On June 22, 2017, the United States Court of Appeals for the Second Circuit affirmed the district court's finding in Reyes v. Lincoln Automotive Financial Services that a customer could not revoke prior express consent for purposes of the Telephone Consumer Protection Act (TCPA) if that consent was provided as consideration in a binding contract.1 In a ruling that departs from two other circuit decisions, Gager v. Dell Fin. Servs., LLC, 727 F.3d 265 (3d Cir. 2013) and Osorio v. State Farm Bank F.S.B., 746 F.3d 1242 (11th Cir. 2014), the Second Circuit held that bargained-for written consent cannot be unilaterally withdrawn by a consumer.

Background

Reyes involved a debtor who sued a creditor under the TCPA for making calls using an autodialer. Plaintiff Reyes leased a car from defendant Lincoln Automotive Financial Services (Lincoln) and, in doing so, provided his cellphone number in the lease application. The lease agreement included a provision whereby Reyes "expressly consent[ed]" to receiving prerecorded or artificial voice messages and calls via "automatic telephone dialing systems."2 Reyes testified that he had revoked consent and argued that such revocation of consent was effective, relying on Gager and Osorio.
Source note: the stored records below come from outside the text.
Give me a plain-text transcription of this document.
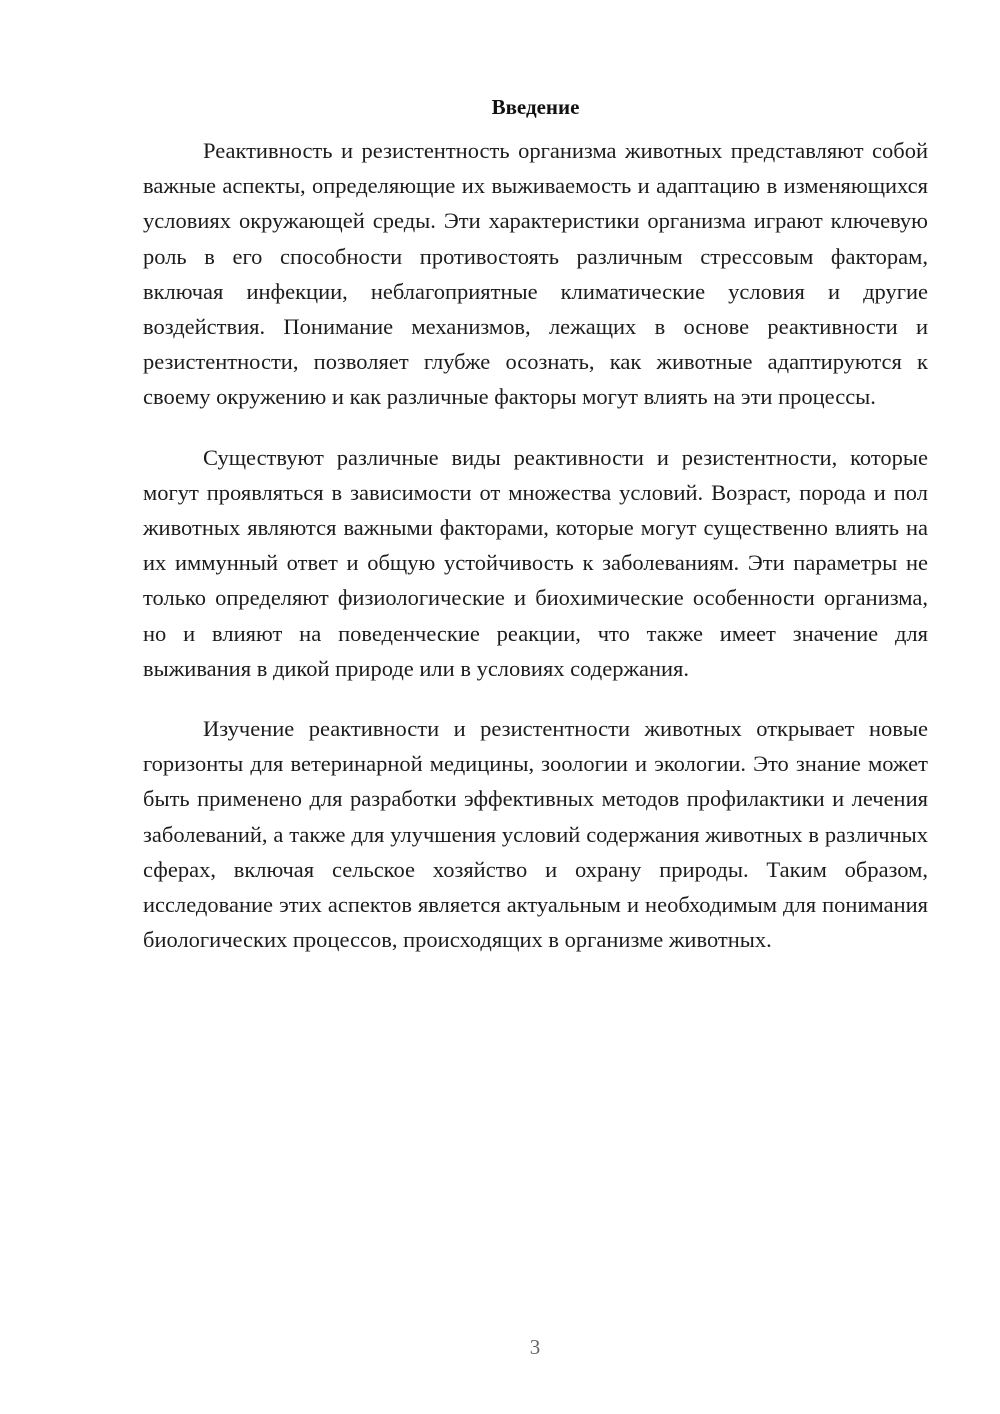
Введение

Реактивность и резистентность организма животных представляют собой важные аспекты, определяющие их выживаемость и адаптацию в изменяющихся условиях окружающей среды. Эти характеристики организма играют ключевую роль в его способности противостоять различным стрессовым факторам, включая инфекции, неблагоприятные климатические условия и другие воздействия. Понимание механизмов, лежащих в основе реактивности и резистентности, позволяет глубже осознать, как животные адаптируются к своему окружению и как различные факторы могут влиять на эти процессы.

Существуют различные виды реактивности и резистентности, которые могут проявляться в зависимости от множества условий. Возраст, порода и пол животных являются важными факторами, которые могут существенно влиять на их иммунный ответ и общую устойчивость к заболеваниям. Эти параметры не только определяют физиологические и биохимические особенности организма, но и влияют на поведенческие реакции, что также имеет значение для выживания в дикой природе или в условиях содержания.

Изучение реактивности и резистентности животных открывает новые горизонты для ветеринарной медицины, зоологии и экологии. Это знание может быть применено для разработки эффективных методов профилактики и лечения заболеваний, а также для улучшения условий содержания животных в различных сферах, включая сельское хозяйство и охрану природы. Таким образом, исследование этих аспектов является актуальным и необходимым для понимания биологических процессов, происходящих в организме животных.

3
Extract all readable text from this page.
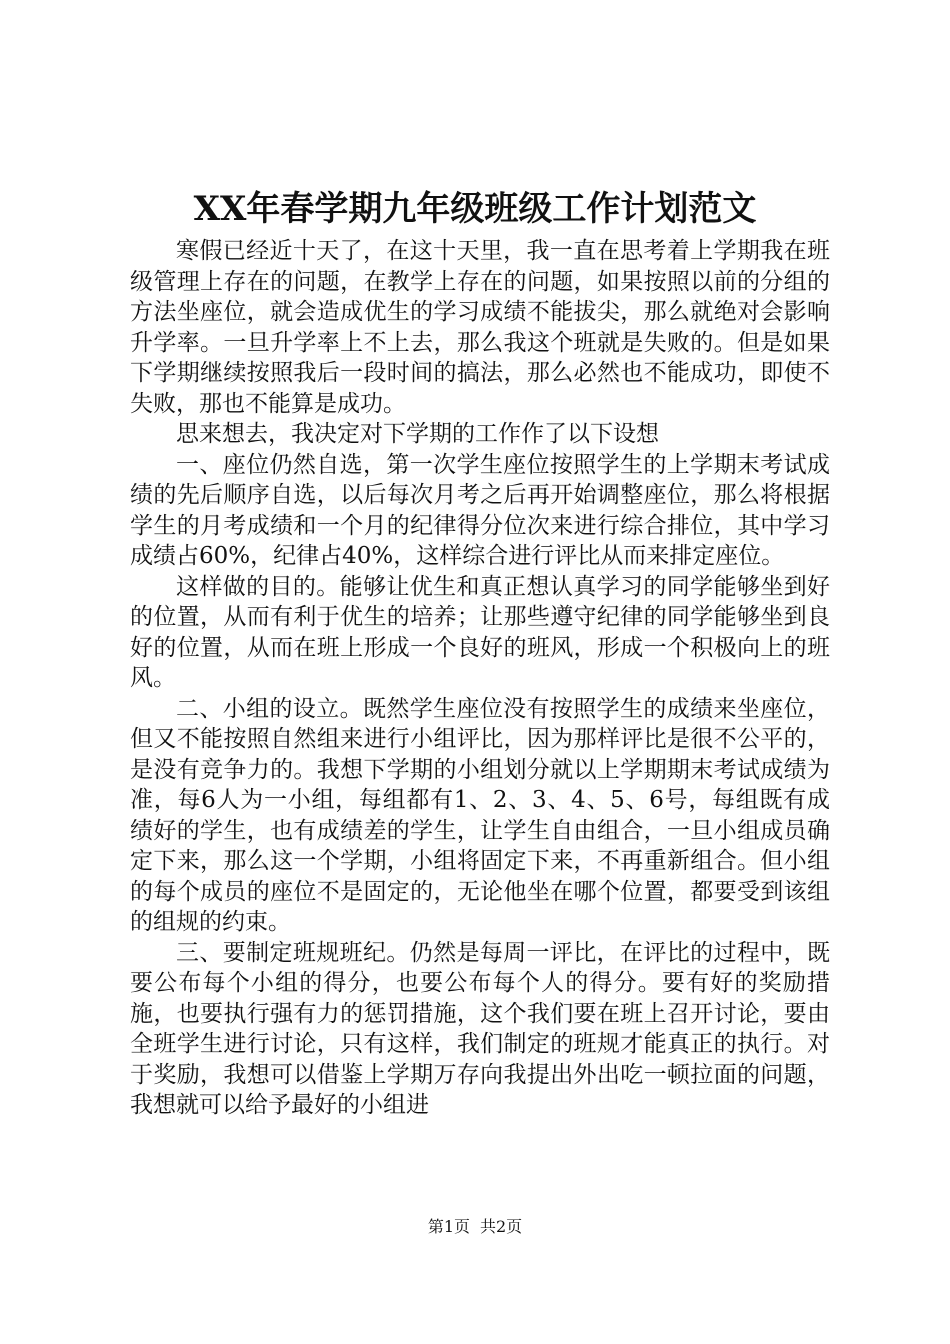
XX年春学期九年级班级工作计划范文

寒假已经近十天了，在这十天里，我一直在思考着上学期我在班级管理上存在的问题，在教学上存在的问题，如果按照以前的分组的方法坐座位，就会造成优生的学习成绩不能拔尖，那么就绝对会影响升学率。一旦升学率上不上去，那么我这个班就是失败的。但是如果下学期继续按照我后一段时间的搞法，那么必然也不能成功，即使不失败，那也不能算是成功。

思来想去，我决定对下学期的工作作了以下设想

一、座位仍然自选，第一次学生座位按照学生的上学期末考试成绩的先后顺序自选，以后每次月考之后再开始调整座位，那么将根据学生的月考成绩和一个月的纪律得分位次来进行综合排位，其中学习成绩占60%，纪律占40%，这样综合进行评比从而来排定座位。

这样做的目的。能够让优生和真正想认真学习的同学能够坐到好的位置，从而有利于优生的培养；让那些遵守纪律的同学能够坐到良好的位置，从而在班上形成一个良好的班风，形成一个积极向上的班风。

二、小组的设立。既然学生座位没有按照学生的成绩来坐座位，但又不能按照自然组来进行小组评比，因为那样评比是很不公平的，是没有竞争力的。我想下学期的小组划分就以上学期期末考试成绩为准，每6人为一小组，每组都有1、2、3、4、5、6号，每组既有成绩好的学生，也有成绩差的学生，让学生自由组合，一旦小组成员确定下来，那么这一个学期，小组将固定下来，不再重新组合。但小组的每个成员的座位不是固定的，无论他坐在哪个位置，都要受到该组的组规的约束。

三、要制定班规班纪。仍然是每周一评比，在评比的过程中，既要公布每个小组的得分，也要公布每个人的得分。要有好的奖励措施，也要执行强有力的惩罚措施，这个我们要在班上召开讨论，要由全班学生进行讨论，只有这样，我们制定的班规才能真正的执行。对于奖励，我想可以借鉴上学期万存向我提出外出吃一顿拉面的问题，我想就可以给予最好的小组进

第1页 共2页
But the Second Circuit distinguished Gager and Osorio, noting that those cases involved revocation of consent in the context of a customer's voluntarily furnishing their number to the creditor, but without also agreeing to a TCPA consent clause. The court stated:

Reyes's appeal presents a different question, which has not been addressed by the FCC or, to our knowledge, by any federal circuit court of appeal: whether the TCPA also permits a consumer to unilaterally revoke his or her consent to be contacted by telephone when that consent is given, not gratuitously, but as bargained-for consideration in a bilateral contract. Unlike the plaintiffs in Gager and Osorio, Reyes signed a contract containing a TCPA consent clause.3

The Second Circuit agreed with the Third (Gager) and Eleventh (Osorio) Circuits that the common law meaning of consent made prior express consent revocable under the TCPA. However, the Second Circuit reasoned that the common law should also inform the limits of consent and revocability when provided in a written contract: "[t]he common law is clear that consent to another's actions can `become irrevocable' when it is provided in a legally binding agreement...in which case any `attempted termination is not effective.' "4 Further, the court noted that a contract under the common law should be construed to give full effect to all of its provisions. "A party who has agreed to a particular term in a valid contract cannot later renege on that term or unilaterally declare it to no longer apply simply because the contract could have been formed without it."5

Conclusion

It remains to be seen whether other circuits will follow the Second Circuit's lead in limiting revocability to situations in which consent is provided by virtue of the customer's simply furnishing the phone number at issue in connection with a transaction, as opposed to expressly agreeing to a TCPA consent clause in the underlying contract. At a minimum, this case will likely give new energy to the use of TCPA consent clauses. It may also motivate companies to remove any references to a consumer's right to revoke consent in the TCPA clauses that are currently in their standard form contracts.